No they shut down the website until that time I hit refresh regularly from about 5:58 and as soon as I get in go to my saved search and hope to get lucky. If you don'tget in join the waitlist as soon as possible and as mentioned make the search as broad as possible. If my memory serves me each waitlist can only cover 15 days.


----------



## easyrider (Feb 24, 2021)

slabeaume said:


> I can't sign in until right at 6 PT.  Is there a way around so that I'm ready to make the reservation right at 6?



I haven't found a way around the 6 am reservation thing at Worldmark. I don't even try anymore. The few times I did try the inventory just vanished. 

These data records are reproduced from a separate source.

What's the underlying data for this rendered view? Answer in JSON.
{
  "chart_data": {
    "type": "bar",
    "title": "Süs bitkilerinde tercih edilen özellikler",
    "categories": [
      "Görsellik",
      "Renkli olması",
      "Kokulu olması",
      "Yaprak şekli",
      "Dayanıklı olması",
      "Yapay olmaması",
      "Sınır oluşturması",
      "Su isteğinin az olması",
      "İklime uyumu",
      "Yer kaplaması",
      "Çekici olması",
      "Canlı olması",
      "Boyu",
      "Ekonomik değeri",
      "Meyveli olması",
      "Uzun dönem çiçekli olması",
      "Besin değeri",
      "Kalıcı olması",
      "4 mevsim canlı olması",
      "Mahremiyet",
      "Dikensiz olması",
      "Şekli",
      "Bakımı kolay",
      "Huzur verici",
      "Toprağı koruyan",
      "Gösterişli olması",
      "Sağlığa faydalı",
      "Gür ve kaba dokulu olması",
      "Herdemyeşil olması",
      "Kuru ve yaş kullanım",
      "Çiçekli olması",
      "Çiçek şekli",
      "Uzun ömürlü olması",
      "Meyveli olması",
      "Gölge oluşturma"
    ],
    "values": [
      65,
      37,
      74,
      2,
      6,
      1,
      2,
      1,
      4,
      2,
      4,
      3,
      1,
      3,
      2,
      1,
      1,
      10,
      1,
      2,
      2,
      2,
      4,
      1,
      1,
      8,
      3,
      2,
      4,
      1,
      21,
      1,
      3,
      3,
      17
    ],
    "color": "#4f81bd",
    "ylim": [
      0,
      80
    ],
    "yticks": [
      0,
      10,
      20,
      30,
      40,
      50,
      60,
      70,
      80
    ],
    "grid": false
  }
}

I thought that Wyndham agents were getting in first. Many people that work at Wyndham rent timeshares on the side. There should be a rule against this if this is happening. I guess this is my Worldmark Conspiracy but I'm not alone thinking this. 

Bill


----------



## HudsHut (Feb 28, 2021)

@Mongoose
The largest location is WM Kihei (Maui)
The least demanded is WM Kona (Island of Hawaii / Big Island)
Set up a saved search for the exact start date and length of stay for each unit type you want. At 6:00 am, log on as quickly as possible, go to the 4 month calendar, execute the saved search and hope the start date is still there. If not, immediately call Vacation Planning and set up your wait list. People will be changing their minds, after searching flights, or may be cancelling to free up credits for a different reservation. Cancellations happen all the time.

Re: your Marriott week
Are you saying you deposited your week into II, and have an ongoing search set up?


----------



## Mongoose (Apr 1, 2021)

HudsHut said:


> @Mongoose
> The largest location is WM Kihei (Maui)
> The least demanded is WM Kona (Island of Hawaii / Big Island)
> Set up a saved search for the exact start date and length of stay for each unit type you want. At 6:00 am, log on as quickly as possible, go to the 4 month calendar, execute the saved search and hope the start date is still there. If not, immediately call Vacation Planning and set up your wait list. People will be changing their minds, after searching flights, or may be cancelling to free up credits for a different reservation. Cancellations happen all the time.
> ...


Yes.  Also, I just added my WM account to my II account.


----------



## Mongoose (Apr 15, 2021)

easyrider said:


> I haven't found a way around the 6 am reservation thing at Worldmark. I don't even try anymore. The few times I did try the inventory just vanished.
> 
> I thought that Wyndham agents were getting in first. Many people that work at Wyndham rent timeshares on the side. There should be a rule against this if this is happening. I guess this is my Worldmark Conspiracy but I'm not alone thinking this.
> 
> Bill


They probably have mega owners with call centers in shacks in third world countries that pick them up and rent them for profit.


----------



## Mongoose (Apr 15, 2021)

HudsHut said:


> @Mongoose
> The largest location is WM Kihei (Maui)
> The least demanded is WM Kona (Island of Hawaii / Big Island)
> Set up a saved search for the exact start date and length of stay for each unit type you want. At 6:00 am, log on as quickly as possible, go to the 4 month calendar, execute the saved search and hope the start date is still there. If not, immediately call Vacation Planning and set up your wait list. People will be changing their minds, after searching flights, or may be cancelling to free up credits for a different reservation. Cancellations happen all the time.
> ...


Yes.  I deposited the week (platinum 145 TDI) last October.


----------



## Mongoose (May 3, 2021)

HudsHut said:


> @Mongoose
> The largest location is WM Kihei (Maui)
> The least demanded is WM Kona (Island of Hawaii / Big Island)
> Set up a saved search for the exact start date and length of stay for each unit type you want. At 6:00 am, log on as quickly as possible, go to the 4 month calendar, execute the saved search and hope the start date is still there. If not, immediately call Vacation Planning and set up your wait list. People will be changing their minds, after searching flights, or may be cancelling to free up credits for a different reservation. Cancellations happen all the time.
> ...


Your suggestion worked.  I got my week for June 2nd 2022.  Booked at 6:02 pst.


----------



## HudsHut (May 7, 2021)

@Mongoose 
That's great news! Congratulations!


----------